During Arias' trial, her sex life took center stage and most of the lurid details — the sex games, the role playing, the dirty pillow talk — came directly from the defendant's lips in 18 days of testimony on national TV.
She sought to convince the jury that she was an emotionally and physically battered woman, forced to succumb to her boyfriend's every whim. On the night of June 4, 2008, when she shot Alexander in the head, stabbed him more than two dozen times, slit his throat from ear to ear, and left his naked body on the floor of his shower, she was in a "fog," she said.
It was the salacious details of the case, Nurmi told HuffPost, that likely garnered the massive amount of public interest in the case.
"It was probably one of the first trials [since] Casey Anthony to have such intense exposure," Nurmi told HuffPost. "Ultimately, what happened in the end to Travis Alexander is a tragedy, but it's different in the sense that there was a sexual relationship and I'm assuming that's why it got people's interest."

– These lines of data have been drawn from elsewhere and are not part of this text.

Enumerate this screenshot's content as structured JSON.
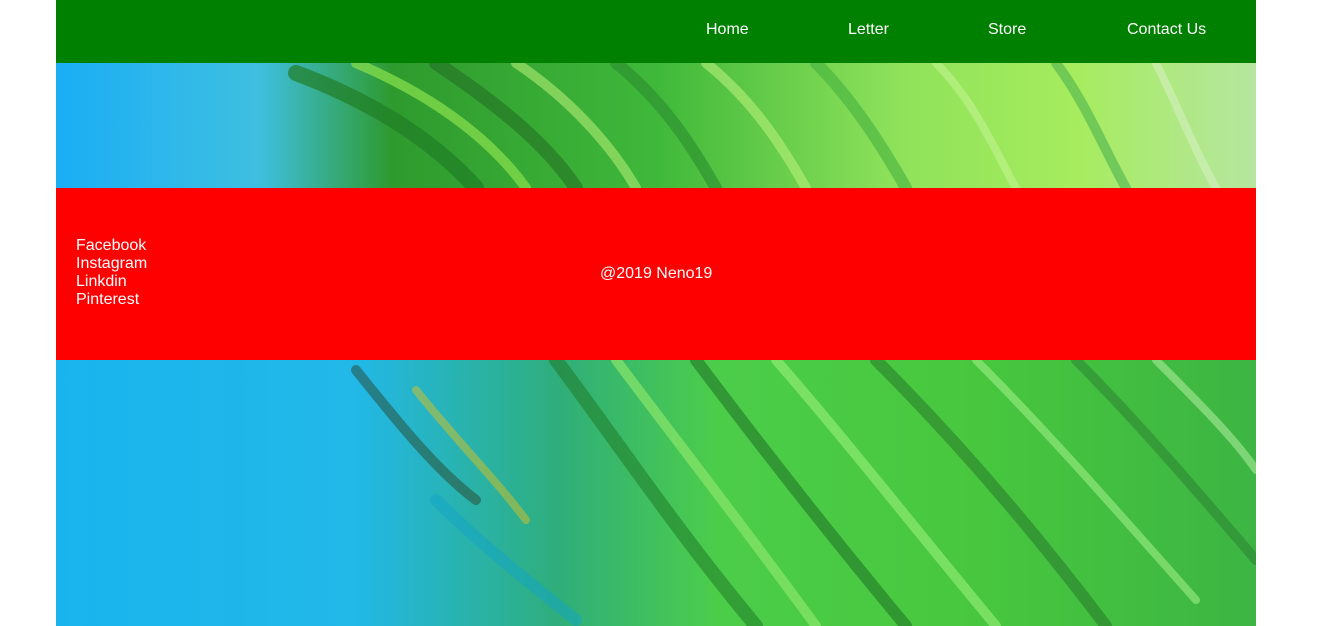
{
  "nav": {
    "items": [
      {
        "label": "Home"
      },
      {
        "label": "Letter"
      },
      {
        "label": "Store"
      },
      {
        "label": "Contact Us"
      }
    ]
  },
  "footer": {
    "social_links": [
      {
        "label": "Facebook"
      },
      {
        "label": "Instagram"
      },
      {
        "label": "Linkdin"
      },
      {
        "label": "Pinterest"
      }
    ],
    "copyright": "@2019 Neno19"
  },
  "colors": {
    "navbar_bg": "#008000",
    "footer_bg": "#ff0000",
    "text": "#ffffff",
    "page_bg": "#ffffff"
  }
}
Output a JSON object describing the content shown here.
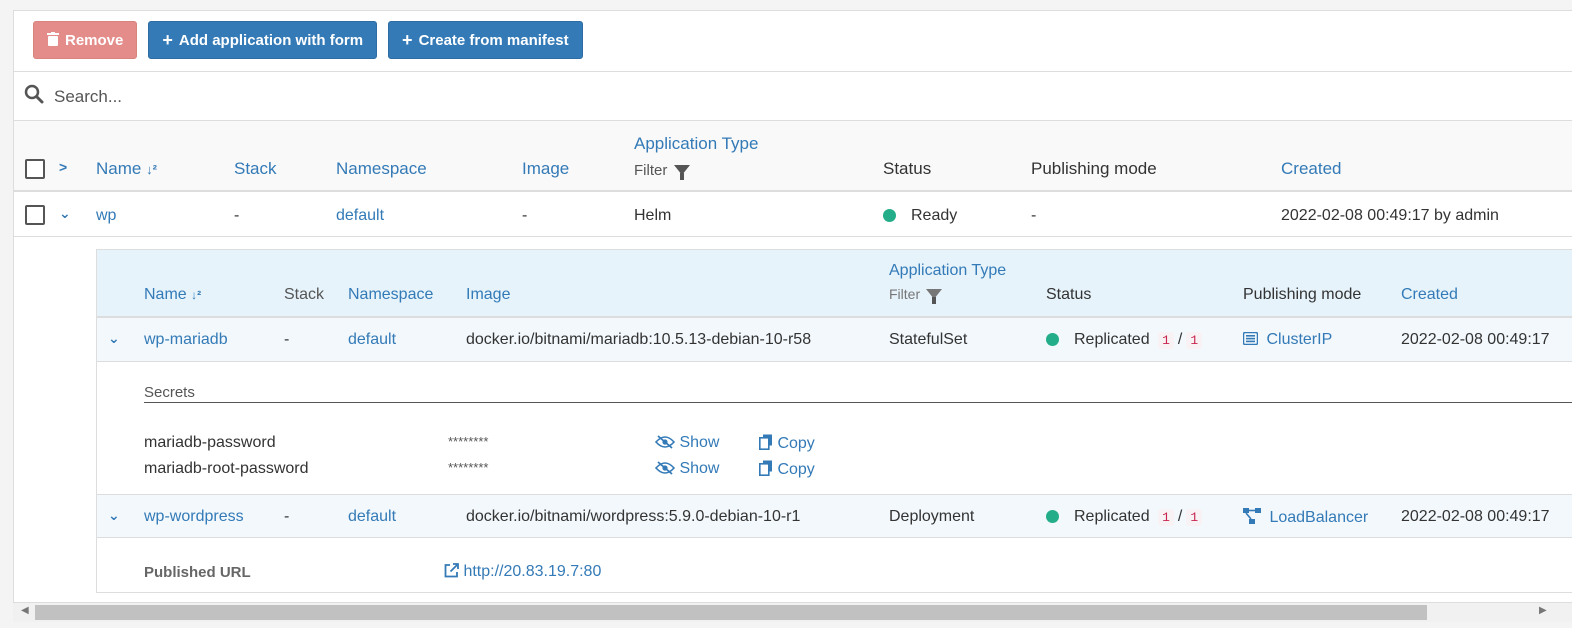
{
  "toolbar": {
    "remove_label": "Remove",
    "add_form_label": "Add application with form",
    "manifest_label": "Create from manifest"
  },
  "search": {
    "placeholder": "Search..."
  },
  "table": {
    "headers": {
      "name": "Name",
      "stack": "Stack",
      "namespace": "Namespace",
      "image": "Image",
      "app_type": "Application Type",
      "filter": "Filter",
      "status": "Status",
      "publishing": "Publishing mode",
      "created": "Created"
    },
    "row": {
      "name": "wp",
      "stack": "-",
      "namespace": "default",
      "image": "-",
      "app_type": "Helm",
      "status": "Ready",
      "publishing": "-",
      "created": "2022-02-08 00:49:17 by admin"
    }
  },
  "nested": {
    "headers": {
      "name": "Name",
      "stack": "Stack",
      "namespace": "Namespace",
      "image": "Image",
      "app_type": "Application Type",
      "filter": "Filter",
      "status": "Status",
      "publishing": "Publishing mode",
      "created": "Created"
    },
    "rows": [
      {
        "name": "wp-mariadb",
        "stack": "-",
        "namespace": "default",
        "image": "docker.io/bitnami/mariadb:10.5.13-debian-10-r58",
        "app_type": "StatefulSet",
        "status": "Replicated",
        "replicas_ready": "1",
        "replicas_slash": "/",
        "replicas_total": "1",
        "publishing": "ClusterIP",
        "created": "2022-02-08 00:49:17"
      },
      {
        "name": "wp-wordpress",
        "stack": "-",
        "namespace": "default",
        "image": "docker.io/bitnami/wordpress:5.9.0-debian-10-r1",
        "app_type": "Deployment",
        "status": "Replicated",
        "replicas_ready": "1",
        "replicas_slash": "/",
        "replicas_total": "1",
        "publishing": "LoadBalancer",
        "created": "2022-02-08 00:49:17"
      }
    ],
    "secrets": {
      "title": "Secrets",
      "items": [
        {
          "key": "mariadb-password",
          "value": "********",
          "show": "Show",
          "copy": "Copy"
        },
        {
          "key": "mariadb-root-password",
          "value": "********",
          "show": "Show",
          "copy": "Copy"
        }
      ]
    },
    "published": {
      "label": "Published URL",
      "url": "http://20.83.19.7:80"
    }
  },
  "colors": {
    "primary": "#337ab7",
    "danger": "#e48c8a",
    "success": "#23ae89",
    "badge_text": "#c7254e"
  }
}
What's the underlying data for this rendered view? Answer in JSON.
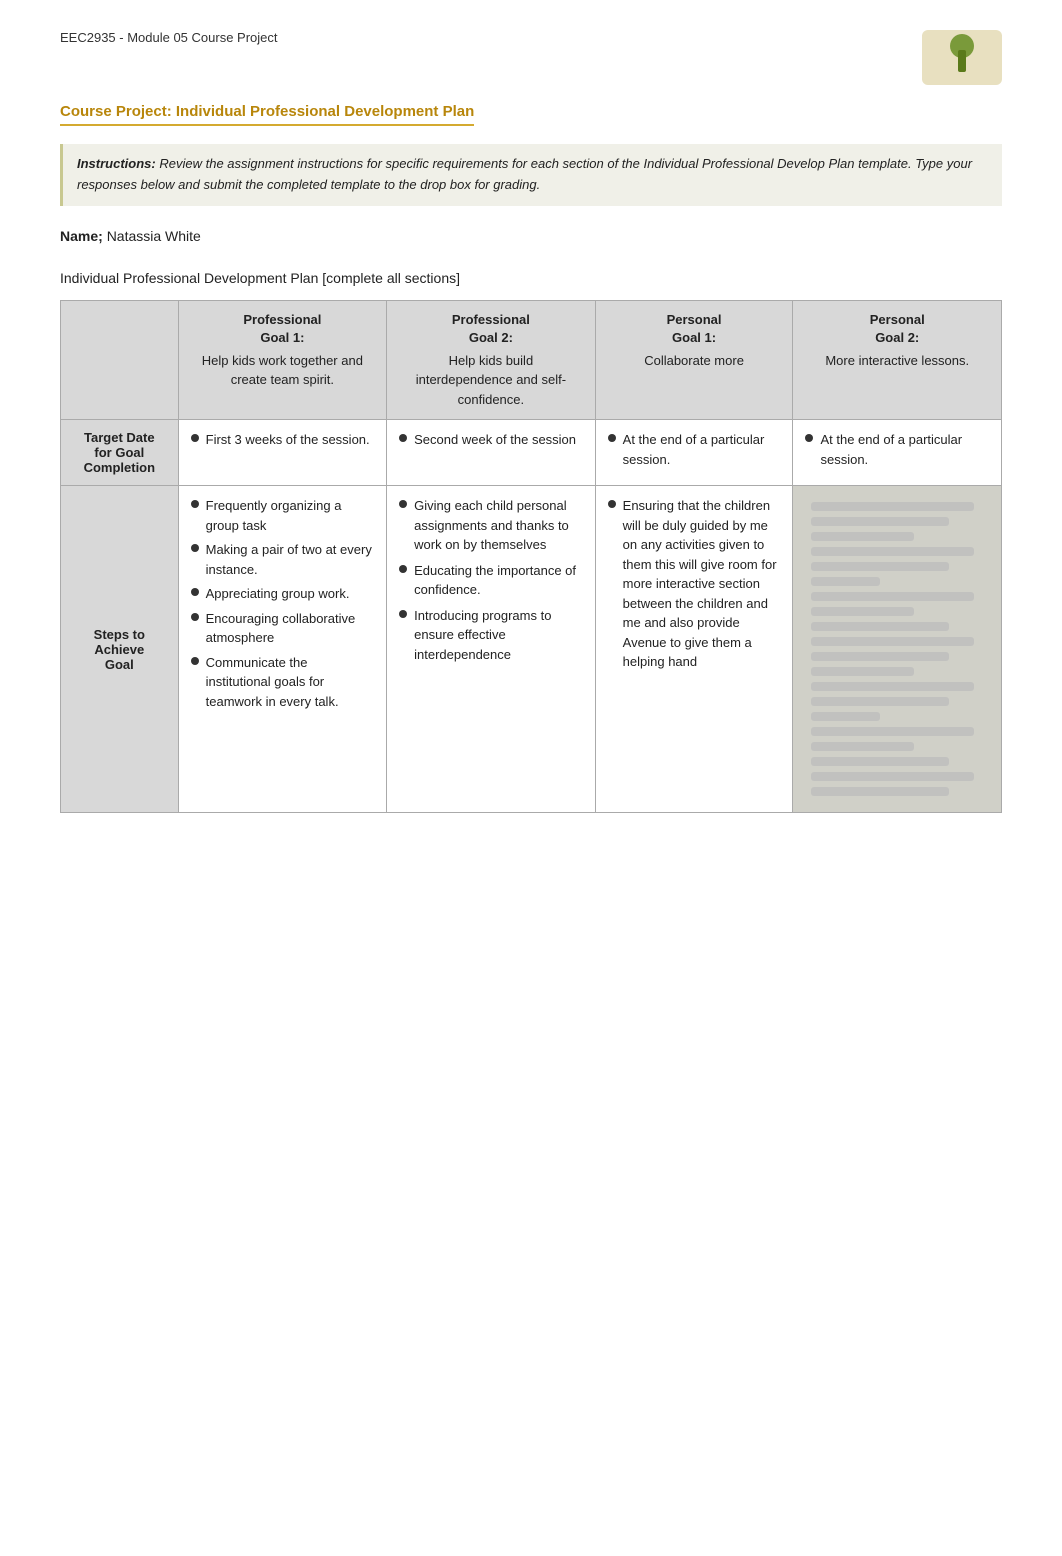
{
  "header": {
    "doc_title": "EEC2935 - Module 05 Course Project",
    "logo_alt": "Logo"
  },
  "course_title": "Course Project: Individual Professional Development Plan",
  "instructions": {
    "label": "Instructions:",
    "text": "Review the assignment instructions for specific requirements for each section of the Individual Professional Develop Plan template.  Type your responses below and submit the completed template to the drop box for grading."
  },
  "name_label": "Name;",
  "name_value": "Natassia White",
  "plan_title": "Individual Professional Development Plan",
  "plan_subtitle": "[complete all sections]",
  "table": {
    "columns": [
      {
        "label": "",
        "sub": ""
      },
      {
        "label": "Professional Goal 1:",
        "sub": "Help kids work together and create team spirit."
      },
      {
        "label": "Professional Goal 2:",
        "sub": "Help kids build interdependence and self-confidence."
      },
      {
        "label": "Personal Goal 1:",
        "sub": "Collaborate more"
      },
      {
        "label": "Personal Goal 2:",
        "sub": "More interactive lessons."
      }
    ],
    "rows": [
      {
        "row_label": "Target Date for Goal Completion",
        "cells": [
          {
            "bullet": "First 3 weeks of the session."
          },
          {
            "bullet": "Second week of the session"
          },
          {
            "bullet": "At the end of a particular session."
          },
          {
            "bullet": "At the end of a particular session.",
            "blurred": false
          }
        ]
      },
      {
        "row_label": "Steps to Achieve Goal",
        "cells": [
          {
            "items": [
              "Frequently organizing a group task",
              "Making a pair of two at every instance.",
              "Appreciating group work.",
              "Encouraging collaborative atmosphere",
              "Communicate the institutional goals for teamwork in every talk."
            ]
          },
          {
            "items": [
              "Giving each child personal assignments and thanks to work on by themselves",
              "Educating the importance of confidence.",
              "Introducing programs to ensure effective interdependence"
            ]
          },
          {
            "items": [
              "Ensuring that the children will be duly guided by me on any activities given to them this will give room for more interactive section between the children and me and also provide Avenue to give them a helping hand"
            ]
          },
          {
            "blurred": true,
            "blur_lines": [
              "long",
              "medium",
              "short",
              "long",
              "medium",
              "vshort",
              "long",
              "short",
              "medium",
              "long",
              "medium",
              "short",
              "long",
              "medium",
              "vshort",
              "long",
              "short",
              "medium",
              "long",
              "medium"
            ]
          }
        ]
      }
    ]
  }
}
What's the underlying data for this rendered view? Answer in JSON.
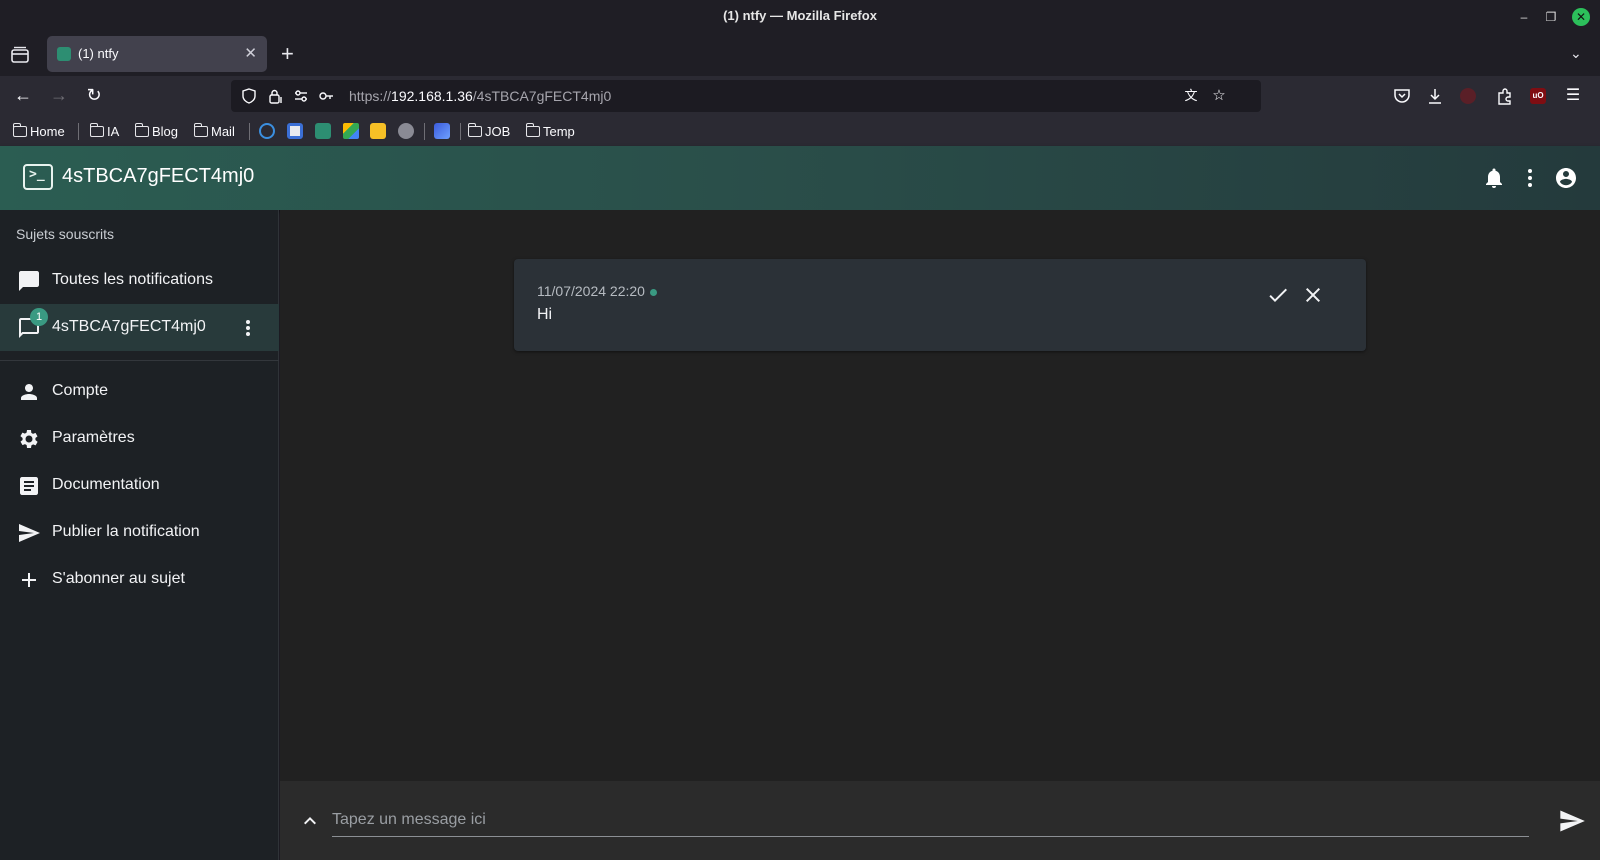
{
  "window": {
    "title": "(1) ntfy — Mozilla Firefox"
  },
  "browser": {
    "tab": {
      "title": "(1) ntfy"
    },
    "url": {
      "scheme": "https://",
      "host": "192.168.1.36",
      "path": "/4sTBCA7gFECT4mj0"
    },
    "bookmarks": [
      {
        "label": "Home",
        "type": "folder"
      },
      {
        "label": "IA",
        "type": "folder"
      },
      {
        "label": "Blog",
        "type": "folder"
      },
      {
        "label": "Mail",
        "type": "folder"
      },
      {
        "label": "JOB",
        "type": "folder"
      },
      {
        "label": "Temp",
        "type": "folder"
      }
    ]
  },
  "app": {
    "title": "4sTBCA7gFECT4mj0",
    "accent": "#3a9a82"
  },
  "sidebar": {
    "header": "Sujets souscrits",
    "items": [
      {
        "label": "Toutes les notifications",
        "icon": "chat-icon"
      },
      {
        "label": "4sTBCA7gFECT4mj0",
        "icon": "chat-outline-icon",
        "badge": "1",
        "selected": true
      },
      {
        "label": "Compte",
        "icon": "person-icon"
      },
      {
        "label": "Paramètres",
        "icon": "gear-icon"
      },
      {
        "label": "Documentation",
        "icon": "article-icon"
      },
      {
        "label": "Publier la notification",
        "icon": "send-icon"
      },
      {
        "label": "S'abonner au sujet",
        "icon": "plus-icon"
      }
    ]
  },
  "notifications": [
    {
      "time": "11/07/2024 22:20",
      "message": "Hi",
      "unread": true
    }
  ],
  "composer": {
    "placeholder": "Tapez un message ici"
  }
}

Nurmi details in the book his own theory of what happened inside Alexander's home the night he was killed – a theory, he acknowledges, not everyone might agree with.
"My book is really for people that are open to having what they think about the case challenged a little bit," he said. "It's for those who are open to hearing a different perspective. Those who want their beliefs [reinforced] may not find much of an interest in it."
Nurmi's book -- the first of three he plans to write on the case -- is available on Kindle and in paperback at Amazon.com.
"The second book will cover the first trial," he said. "I'm calling it 'From Trial To Mistrial.' The third book will cover everything beyond that."